The efficient frontier analysis plots expected return versus risk and shows that, at its current risk level, the portfolio sits about 2.16 percentage points below the best achievable combination using the same four ETFs. The Sharpe ratio, which measures return per unit of risk above the risk‑free rate, is 0.47 for the current mix versus 0.77 for the optimal one. That means there’s room to tweak weights to get more expected return for roughly the same volatility, or similar return with a bit less risk. The good news: you don’t need new products to improve the trade‑off — just potential reweighting among what you already hold.

Dividends Info

  • Avantis® International Small Cap Value ETF 2.80%
  • Avantis® U.S. Small Cap Value ETF 1.30%
  • Dimensional U.S. Equity ETF 0.90%
  • Vanguard Total International Stock Index Fund ETF Shares 2.80%
  • Weighted yield (per year) 1.55%

The blended dividend yield is about 1.55%, with the international small‑cap value and broad international ETFs around 2.8% and the U.S. funds paying less. Yield is simply the cash return from dividends relative to price. This level is modest but meaningful: it adds a bit of steady return on top of price gains without turning the portfolio into an income‑only strategy. For long‑term growth investors, dividends help in the background as they get reinvested and compound over time. The mix of higher‑yielding international holdings and lower‑yielding U.S. growth names creates a balanced profile that doesn’t overly sacrifice growth potential just to chase income.
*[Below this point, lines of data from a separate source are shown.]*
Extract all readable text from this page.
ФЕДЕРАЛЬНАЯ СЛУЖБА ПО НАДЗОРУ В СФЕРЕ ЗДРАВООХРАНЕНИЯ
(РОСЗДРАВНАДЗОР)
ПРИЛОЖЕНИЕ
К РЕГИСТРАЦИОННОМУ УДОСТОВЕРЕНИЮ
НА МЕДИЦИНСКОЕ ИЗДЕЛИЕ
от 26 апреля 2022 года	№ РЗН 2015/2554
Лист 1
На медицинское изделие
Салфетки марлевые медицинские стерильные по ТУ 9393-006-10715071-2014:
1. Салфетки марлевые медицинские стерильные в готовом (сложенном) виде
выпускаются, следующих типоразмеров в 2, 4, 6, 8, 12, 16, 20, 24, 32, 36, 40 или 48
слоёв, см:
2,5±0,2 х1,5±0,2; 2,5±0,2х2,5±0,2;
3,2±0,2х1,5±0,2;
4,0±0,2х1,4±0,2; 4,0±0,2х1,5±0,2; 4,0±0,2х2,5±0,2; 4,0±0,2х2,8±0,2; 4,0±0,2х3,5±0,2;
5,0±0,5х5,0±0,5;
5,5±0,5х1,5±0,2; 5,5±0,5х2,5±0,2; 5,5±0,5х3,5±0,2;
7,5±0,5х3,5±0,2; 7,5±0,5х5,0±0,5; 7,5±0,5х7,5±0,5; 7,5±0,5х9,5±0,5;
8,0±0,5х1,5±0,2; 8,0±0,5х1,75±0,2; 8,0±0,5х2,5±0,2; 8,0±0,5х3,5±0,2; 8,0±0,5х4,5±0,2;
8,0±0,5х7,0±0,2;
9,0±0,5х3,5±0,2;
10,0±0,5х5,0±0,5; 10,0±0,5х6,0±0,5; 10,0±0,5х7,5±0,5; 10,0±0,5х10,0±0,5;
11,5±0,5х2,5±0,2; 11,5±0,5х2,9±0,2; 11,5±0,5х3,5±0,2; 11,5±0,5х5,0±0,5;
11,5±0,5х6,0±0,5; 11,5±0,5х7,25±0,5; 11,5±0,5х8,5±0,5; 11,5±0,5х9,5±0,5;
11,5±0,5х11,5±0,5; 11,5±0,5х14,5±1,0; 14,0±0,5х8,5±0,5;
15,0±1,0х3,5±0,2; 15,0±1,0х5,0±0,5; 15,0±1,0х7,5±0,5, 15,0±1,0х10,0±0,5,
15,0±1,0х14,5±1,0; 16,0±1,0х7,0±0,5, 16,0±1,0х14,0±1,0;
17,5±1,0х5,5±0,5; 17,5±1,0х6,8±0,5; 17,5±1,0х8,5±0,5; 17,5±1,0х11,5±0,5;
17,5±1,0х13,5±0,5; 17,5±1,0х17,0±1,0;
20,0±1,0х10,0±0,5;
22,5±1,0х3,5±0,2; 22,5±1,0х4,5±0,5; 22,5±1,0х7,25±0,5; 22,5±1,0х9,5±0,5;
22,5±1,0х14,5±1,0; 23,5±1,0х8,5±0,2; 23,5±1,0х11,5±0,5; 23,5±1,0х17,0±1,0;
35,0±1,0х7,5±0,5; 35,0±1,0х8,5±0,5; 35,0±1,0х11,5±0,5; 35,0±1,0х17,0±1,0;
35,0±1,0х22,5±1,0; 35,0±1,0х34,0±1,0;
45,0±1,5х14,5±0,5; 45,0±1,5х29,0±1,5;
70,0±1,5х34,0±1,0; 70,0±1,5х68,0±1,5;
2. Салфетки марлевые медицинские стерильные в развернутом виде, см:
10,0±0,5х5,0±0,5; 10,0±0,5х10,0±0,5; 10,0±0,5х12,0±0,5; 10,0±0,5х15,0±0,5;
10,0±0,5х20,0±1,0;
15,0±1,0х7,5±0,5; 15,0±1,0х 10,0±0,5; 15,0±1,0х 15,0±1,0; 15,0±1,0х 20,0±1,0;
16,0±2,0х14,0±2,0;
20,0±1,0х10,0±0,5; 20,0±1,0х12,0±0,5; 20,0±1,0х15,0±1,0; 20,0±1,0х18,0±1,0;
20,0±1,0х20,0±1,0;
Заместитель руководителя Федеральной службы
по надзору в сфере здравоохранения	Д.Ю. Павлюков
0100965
Ongoing product costs Info

  • Avantis® International Small Cap Value ETF 0.36%
  • Avantis® U.S. Small Cap Value ETF 0.25%
  • Dimensional U.S. Equity ETF 0.09%
  • Vanguard Total International Stock Index Fund ETF Shares 0.05%
  • Weighted costs total (per year) 0.14%

The total expense ratio (TER) across all holdings is very low at about 0.14% per year. TER is the annual fee the funds charge, expressed as a percentage of your investment. That’s impressively lean, especially considering you’re getting specialized small‑cap value exposure alongside broad U.S. and international markets. Keeping costs down matters a lot over decades: every 0.1% you don’t pay in fees is 0.1% that stays invested and compounds. Here, the cost structure is a genuine strength and clearly aligned with best practices. It provides a solid foundation for long‑term performance, letting your factor tilts and market exposure do the heavy lifting instead of fee drag.